L’an dernier, 92 fusillades ont eu lieu à Bruxelles, entrainant la mort de 9 personnes et 48 blessé.e.s. La plupart des incidents étaient liés à la drogue. Après une série de fusillades à Anderlecht, le gouvernement a apporté les réponses classiques : une task force et davantage de policiers. Echouant partout ailleurs, la « guerre contre la drogue » réussira-t-elle à Bruxelles ? Où trouver un début de solution ?
Une affaire de milliards
La production de drogues en Amérique latine continue d’augmenter. Ce n’est pas surprenant : en Colombie, un.e agriculteur.trice reçoit environ 720 euros pour un kilogramme de cocaïne. Le gouvernement tente d’encourager les agriculteur.trice.s à se tourner vers le cacao, mais cela ne leur rapporte que 1,9 euro par kilo. La pression exercée sur les agriculteur.trice.s entraîne une augmentation de la production de cocaïne et une déforestation alarmante.
Cependant, c’est la distribution, tant la vente en gros que la vente finale aux consommateurs, qui génère les plus gros profits. Le criminologue Steven Debbaut (VUB) note que « c’est un marché noir dans lequel beaucoup d’argent est impliqué ». Le marché européen de la cocaïne représenterait à lui seul un chiffre d’affaires annuel de 10,5 milliards d’euros. Cela laisse place à toutes sortes d’organisations criminelles, chacune cherchant à obtenir une part toujours plus importante des profits de la drogue.
Les dirigeants de ces organisations se protègent. Fin janvier, par exemple, il a été révélé qu’une trentaine de criminels anversois, condamnés ou recherchés, possédaient ensemble plus de 200 propriétés à Dubaï, d’une valeur de plus de 250 millions d’euros. Pour les besognes du trafic et la protection de leurs « propres » débouchés, ils font appel à des jeunes des quartiers populaires séduits par l’argent et le statut.
Le fait que la mafia de la drogue trouve si facilement du « personnel » en dit long sur la maladie de cette société. Il s’agit souvent de jeunes qui vivent dans des quartiers où ils ne peuvent pas faire grand-chose d’autre que traîner dans des squares. Leur avenir se résume souvent à des flexi-jobs ou à d’autres emplois mal payés qui les condamnent à rester dans le même quartier, ou à être repoussés vers des quartiers moins chers sous la pression de la gentrification. Les politiques actuelles ne feront qu’exacerber cette aliénation. Les plus grandes victimes sont les autres personnes qui habitent ces quartiers et les travailleur.euse.s, comme le personnel soignant (ambulances, services d’incendie…), qui sont de plus en plus souvent agressés lors des interventions.

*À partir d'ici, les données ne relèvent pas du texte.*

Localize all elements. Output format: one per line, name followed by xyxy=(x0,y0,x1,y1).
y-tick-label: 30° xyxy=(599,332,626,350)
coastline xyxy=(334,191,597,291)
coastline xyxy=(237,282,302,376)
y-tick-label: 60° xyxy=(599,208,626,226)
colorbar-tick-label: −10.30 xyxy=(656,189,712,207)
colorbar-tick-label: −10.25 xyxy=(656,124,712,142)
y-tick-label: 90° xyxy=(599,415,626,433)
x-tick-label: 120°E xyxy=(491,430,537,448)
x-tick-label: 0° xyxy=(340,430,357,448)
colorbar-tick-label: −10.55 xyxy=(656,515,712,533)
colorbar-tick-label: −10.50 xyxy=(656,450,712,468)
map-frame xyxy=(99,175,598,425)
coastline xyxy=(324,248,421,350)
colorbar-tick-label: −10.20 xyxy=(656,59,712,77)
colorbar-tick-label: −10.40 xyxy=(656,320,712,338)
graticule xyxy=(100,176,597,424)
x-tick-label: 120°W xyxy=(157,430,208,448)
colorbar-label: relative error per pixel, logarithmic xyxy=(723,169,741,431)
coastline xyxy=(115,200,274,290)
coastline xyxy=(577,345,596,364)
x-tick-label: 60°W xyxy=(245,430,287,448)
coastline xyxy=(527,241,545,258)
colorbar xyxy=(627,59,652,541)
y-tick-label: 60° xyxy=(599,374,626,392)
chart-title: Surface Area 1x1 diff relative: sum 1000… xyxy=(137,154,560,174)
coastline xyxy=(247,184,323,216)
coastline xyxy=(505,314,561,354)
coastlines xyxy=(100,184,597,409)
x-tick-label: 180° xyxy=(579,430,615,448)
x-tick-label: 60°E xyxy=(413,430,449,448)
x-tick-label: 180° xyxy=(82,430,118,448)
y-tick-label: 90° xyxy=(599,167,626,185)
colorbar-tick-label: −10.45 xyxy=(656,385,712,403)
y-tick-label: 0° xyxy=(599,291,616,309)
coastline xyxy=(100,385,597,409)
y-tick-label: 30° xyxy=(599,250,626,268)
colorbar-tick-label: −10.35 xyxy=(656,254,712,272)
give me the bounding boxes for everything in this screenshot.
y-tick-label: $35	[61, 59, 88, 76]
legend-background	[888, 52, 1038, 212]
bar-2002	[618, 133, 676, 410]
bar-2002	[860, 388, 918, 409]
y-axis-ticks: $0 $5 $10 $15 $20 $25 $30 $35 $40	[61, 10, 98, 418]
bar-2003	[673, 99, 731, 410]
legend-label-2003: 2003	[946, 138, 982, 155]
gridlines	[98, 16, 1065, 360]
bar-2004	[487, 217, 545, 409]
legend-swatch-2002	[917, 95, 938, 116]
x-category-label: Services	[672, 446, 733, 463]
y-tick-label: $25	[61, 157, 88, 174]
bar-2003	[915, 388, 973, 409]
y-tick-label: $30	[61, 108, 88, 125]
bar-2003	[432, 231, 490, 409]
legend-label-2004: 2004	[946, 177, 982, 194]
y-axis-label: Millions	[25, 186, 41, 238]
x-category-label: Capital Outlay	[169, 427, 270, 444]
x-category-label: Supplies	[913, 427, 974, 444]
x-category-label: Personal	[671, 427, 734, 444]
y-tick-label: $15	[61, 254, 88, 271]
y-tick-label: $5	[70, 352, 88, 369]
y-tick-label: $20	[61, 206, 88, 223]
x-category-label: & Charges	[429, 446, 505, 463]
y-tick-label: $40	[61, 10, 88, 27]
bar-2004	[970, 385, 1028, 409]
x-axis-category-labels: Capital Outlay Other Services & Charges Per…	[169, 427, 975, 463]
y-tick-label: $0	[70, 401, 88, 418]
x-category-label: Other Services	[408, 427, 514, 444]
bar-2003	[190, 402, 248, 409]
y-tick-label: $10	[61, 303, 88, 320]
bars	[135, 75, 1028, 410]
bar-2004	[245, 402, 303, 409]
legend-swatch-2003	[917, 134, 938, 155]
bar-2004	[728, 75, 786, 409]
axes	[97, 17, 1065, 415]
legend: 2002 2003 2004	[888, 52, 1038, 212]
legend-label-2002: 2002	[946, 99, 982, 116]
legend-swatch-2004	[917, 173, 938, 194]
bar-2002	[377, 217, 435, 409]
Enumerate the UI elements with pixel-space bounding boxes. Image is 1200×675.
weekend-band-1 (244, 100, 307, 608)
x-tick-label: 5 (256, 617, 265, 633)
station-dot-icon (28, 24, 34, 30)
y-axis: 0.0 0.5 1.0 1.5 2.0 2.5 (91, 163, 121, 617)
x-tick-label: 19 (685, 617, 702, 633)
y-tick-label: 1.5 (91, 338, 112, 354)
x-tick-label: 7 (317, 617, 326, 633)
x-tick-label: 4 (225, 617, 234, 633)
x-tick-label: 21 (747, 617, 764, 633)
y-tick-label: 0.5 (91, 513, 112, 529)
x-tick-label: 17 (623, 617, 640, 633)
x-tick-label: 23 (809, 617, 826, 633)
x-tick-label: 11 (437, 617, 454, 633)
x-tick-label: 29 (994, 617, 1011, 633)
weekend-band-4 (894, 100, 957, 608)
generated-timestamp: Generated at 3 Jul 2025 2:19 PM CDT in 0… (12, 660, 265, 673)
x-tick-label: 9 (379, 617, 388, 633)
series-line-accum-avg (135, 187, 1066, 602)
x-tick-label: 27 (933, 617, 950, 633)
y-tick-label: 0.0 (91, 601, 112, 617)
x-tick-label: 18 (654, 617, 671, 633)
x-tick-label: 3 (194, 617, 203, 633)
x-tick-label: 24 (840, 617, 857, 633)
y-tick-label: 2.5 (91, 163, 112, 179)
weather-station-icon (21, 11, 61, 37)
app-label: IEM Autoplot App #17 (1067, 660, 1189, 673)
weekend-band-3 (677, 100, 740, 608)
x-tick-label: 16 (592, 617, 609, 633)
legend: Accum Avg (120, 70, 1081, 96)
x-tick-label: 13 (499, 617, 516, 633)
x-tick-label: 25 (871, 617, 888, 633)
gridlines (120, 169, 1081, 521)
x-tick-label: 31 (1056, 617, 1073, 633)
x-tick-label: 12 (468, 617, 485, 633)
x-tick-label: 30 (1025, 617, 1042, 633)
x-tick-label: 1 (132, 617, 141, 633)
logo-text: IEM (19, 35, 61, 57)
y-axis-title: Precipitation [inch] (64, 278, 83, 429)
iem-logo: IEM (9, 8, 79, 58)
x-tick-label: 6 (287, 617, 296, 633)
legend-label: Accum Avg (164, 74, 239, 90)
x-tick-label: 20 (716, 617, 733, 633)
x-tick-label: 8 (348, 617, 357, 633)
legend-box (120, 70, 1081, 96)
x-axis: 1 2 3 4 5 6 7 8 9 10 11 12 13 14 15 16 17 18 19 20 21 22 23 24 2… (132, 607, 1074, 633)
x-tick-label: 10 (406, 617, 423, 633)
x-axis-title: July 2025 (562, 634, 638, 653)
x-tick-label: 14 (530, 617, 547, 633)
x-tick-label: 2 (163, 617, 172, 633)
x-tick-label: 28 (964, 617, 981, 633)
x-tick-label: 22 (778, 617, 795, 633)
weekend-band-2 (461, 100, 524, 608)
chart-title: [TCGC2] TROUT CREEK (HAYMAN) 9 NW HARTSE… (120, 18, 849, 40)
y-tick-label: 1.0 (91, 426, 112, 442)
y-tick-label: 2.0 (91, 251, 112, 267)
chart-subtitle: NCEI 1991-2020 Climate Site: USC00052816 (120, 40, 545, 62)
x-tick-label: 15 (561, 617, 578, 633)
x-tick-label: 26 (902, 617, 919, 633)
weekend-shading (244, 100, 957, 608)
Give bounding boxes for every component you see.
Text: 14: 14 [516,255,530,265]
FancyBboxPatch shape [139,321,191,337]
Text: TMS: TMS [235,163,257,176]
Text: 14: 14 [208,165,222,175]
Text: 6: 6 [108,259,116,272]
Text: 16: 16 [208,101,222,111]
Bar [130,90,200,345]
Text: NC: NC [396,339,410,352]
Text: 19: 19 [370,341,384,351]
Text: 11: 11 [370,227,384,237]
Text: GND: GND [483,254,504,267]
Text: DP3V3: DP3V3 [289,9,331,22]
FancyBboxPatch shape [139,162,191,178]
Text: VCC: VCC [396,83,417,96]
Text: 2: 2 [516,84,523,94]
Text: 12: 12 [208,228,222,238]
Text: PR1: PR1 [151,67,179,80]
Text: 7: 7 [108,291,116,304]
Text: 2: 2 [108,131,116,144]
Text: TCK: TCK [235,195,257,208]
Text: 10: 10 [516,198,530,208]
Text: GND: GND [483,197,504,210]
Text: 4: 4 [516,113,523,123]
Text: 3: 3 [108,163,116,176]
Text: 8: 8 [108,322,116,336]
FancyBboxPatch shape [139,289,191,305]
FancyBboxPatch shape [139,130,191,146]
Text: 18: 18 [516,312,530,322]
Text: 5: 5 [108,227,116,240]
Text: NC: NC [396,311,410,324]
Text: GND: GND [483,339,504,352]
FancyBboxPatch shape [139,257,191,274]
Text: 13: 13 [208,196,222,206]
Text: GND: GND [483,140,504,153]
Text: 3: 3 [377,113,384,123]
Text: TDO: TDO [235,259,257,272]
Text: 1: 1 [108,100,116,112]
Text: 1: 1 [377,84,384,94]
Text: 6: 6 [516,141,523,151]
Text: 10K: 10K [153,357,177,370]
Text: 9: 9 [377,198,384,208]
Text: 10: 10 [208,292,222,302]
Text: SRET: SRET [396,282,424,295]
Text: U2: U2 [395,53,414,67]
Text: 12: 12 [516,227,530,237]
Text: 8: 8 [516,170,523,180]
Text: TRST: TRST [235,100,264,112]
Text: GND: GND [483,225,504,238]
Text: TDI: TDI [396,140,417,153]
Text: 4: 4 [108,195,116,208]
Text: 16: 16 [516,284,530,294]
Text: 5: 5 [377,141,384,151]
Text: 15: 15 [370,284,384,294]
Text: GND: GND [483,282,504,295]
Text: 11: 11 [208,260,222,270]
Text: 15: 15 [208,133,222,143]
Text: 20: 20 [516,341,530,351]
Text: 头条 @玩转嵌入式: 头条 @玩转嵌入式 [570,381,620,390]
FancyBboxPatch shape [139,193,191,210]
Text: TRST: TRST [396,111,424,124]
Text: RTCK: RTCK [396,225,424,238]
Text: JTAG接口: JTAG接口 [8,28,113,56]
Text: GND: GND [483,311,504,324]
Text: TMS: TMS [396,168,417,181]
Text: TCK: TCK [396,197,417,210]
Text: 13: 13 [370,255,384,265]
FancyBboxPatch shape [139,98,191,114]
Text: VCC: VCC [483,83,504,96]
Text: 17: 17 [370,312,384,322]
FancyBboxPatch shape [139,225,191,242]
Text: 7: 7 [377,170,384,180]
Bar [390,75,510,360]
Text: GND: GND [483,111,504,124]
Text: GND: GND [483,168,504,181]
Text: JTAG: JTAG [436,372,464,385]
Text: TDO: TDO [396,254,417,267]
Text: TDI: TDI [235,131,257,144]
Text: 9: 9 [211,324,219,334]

Leur seule réponse : la répression
La seule réponse des autorités consiste invariablement à renforcer la répression ou, faute de moyens, à annoncer davantage de répression. Pendant ce temps, rien n’est fait contre le modèle de profit de l’industrie de la drogue. Les politiques antisociales assurent un apport constant de nouvelles recrues pour les patrons de la mafia. La « guerre contre la drogue » échoue depuis des décennies, depuis que le terme a été popularisé par Nixon en 1971.
En outre, ces politiciens visent généralement les consommateur.trice.s, du moins celleux qui sont les plus susceptibles d’être marginalisé.e.s. Les problèmes liés aux drogues ne surviennent généralement que lorsqu’il existe d’autres problèmes sous-jacents. L’ouverture d’un nombre suffisant d’espaces de consommation pour protéger les consommateur.trice.s et la décriminalisation des drogues feraient une grande différence. La prévention doit être débarrassée des moralistes. Elle doit fournir des explications solides et scientifiques sur les drogues et offrir aux jeunes la possibilité de résoudre leurs problèmes.
Il faut investir dans les conditions de vie de la majorité de la population, en particulier dans les quartiers populaires les plus pauvres. Pensez à des salaires décents pour de bons emplois, à davantage de services publics, à des possibilités de loisirs intéressantes, mais aussi à la rénovation des vieux quartiers (de meilleurs logements, abordables, davantage de parcs et de verdure…).
Dans un système capitaliste où tout tourne autour des profits réalisés légalement et illégalement, la mafia de la drogue peut se développer et terroriser nos quartiers. Pour changer les choses, il ne faut pas compter sur les partis traditionnels ou sur la poursuite des politiques qu’ils mènent depuis des années. Ce qu’il faut, c’est rompre avec les politiques qui détruisent nos communautés. Briser l’énorme machine à fric du trafic de drogue, c’est aller à l’encontre de tout le système capitaliste.